Repository files navigation

========================================================================
Scalable Checkpoint / Restart (SCR) Library
========================================================================

The Scalable Checkpoint / Restart (SCR) library enables MPI applications
to utilize distributed storage on Linux clusters to attain high file I/O
bandwidth for checkpointing and restarting large-scale jobs.
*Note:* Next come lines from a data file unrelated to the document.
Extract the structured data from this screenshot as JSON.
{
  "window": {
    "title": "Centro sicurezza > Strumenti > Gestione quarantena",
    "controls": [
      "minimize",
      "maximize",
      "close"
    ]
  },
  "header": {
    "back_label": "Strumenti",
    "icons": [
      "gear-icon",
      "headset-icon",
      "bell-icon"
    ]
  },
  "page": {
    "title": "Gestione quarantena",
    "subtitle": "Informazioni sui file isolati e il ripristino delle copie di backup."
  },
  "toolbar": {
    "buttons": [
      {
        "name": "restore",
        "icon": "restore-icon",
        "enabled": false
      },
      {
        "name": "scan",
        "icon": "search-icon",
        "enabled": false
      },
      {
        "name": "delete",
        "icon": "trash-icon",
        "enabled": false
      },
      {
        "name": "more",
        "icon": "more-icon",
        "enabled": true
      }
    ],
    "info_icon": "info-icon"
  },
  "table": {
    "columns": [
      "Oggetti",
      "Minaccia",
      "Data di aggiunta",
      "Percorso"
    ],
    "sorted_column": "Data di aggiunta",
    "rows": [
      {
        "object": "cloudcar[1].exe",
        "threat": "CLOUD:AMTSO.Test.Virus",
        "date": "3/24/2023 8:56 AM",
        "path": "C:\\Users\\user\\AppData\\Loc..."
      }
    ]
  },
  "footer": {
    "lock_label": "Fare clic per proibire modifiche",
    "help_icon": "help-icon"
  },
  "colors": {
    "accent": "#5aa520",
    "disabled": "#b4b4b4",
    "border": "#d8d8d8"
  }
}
With SCR,
jobs run more efficiently, recompute less work upon a failure, and reduce
load on critical shared resources such as the parallel file system.

Detailed usage is provided in the user manual:

  doc/scr_users_manual.pdf

-----------------------------
Dependencies
-----------------------------

SCR depends on a number of other software packages.

Required:

  pdsh -- parallel remote shell command (pdsh, dshbak)
    http://sourceforge.net/projects/pdsh
    e.g.,
      wget http://downloads.sourceforge.net/project/pdsh/pdsh/pdsh-2.18/pdsh-2.18.tar.bz2
      bunzip2 pdsh-2.18.tar.bz2
      tar -xf pdsh-2.18.tar
      pushd pdsh-2.18
      ./configure --prefix=/tmp
      make
      make install

  Date::Manip -- Perl module for date/time interpretation
    http://search.cpan.org/~sbeck/Date-Manip-5.54/lib/Date/Manip.pod

  SLURM -- resource manager
    http://sourceforge.net/projects/slurm

Optional:

  libyogrt -- your one get remaining time library
    Not currently available outside of LLNL.
    Enables a running job to determine how much time it has left
    in its resource allocation.

  io-watchdog -- tool to catch and terminate hanging jobs
    http://code.google.com/p/io-watchdog
    Spawns a thread that can kill an MPI process (and hence
    the job) when it detects that the process has not written
    data is some specified amount of time.  This is very useful
    to catch and kill hanging jobs, so that SCR can restart the
    job or fetch the latest checkpoint.

  MySQL -- for logging events
    http://www.mysql.com

SCR is designed to be ported to other resource managers, so with some
work, one may replace SLURM with something else.  Also libyogrt is
optional and similarly can be replaced with something else.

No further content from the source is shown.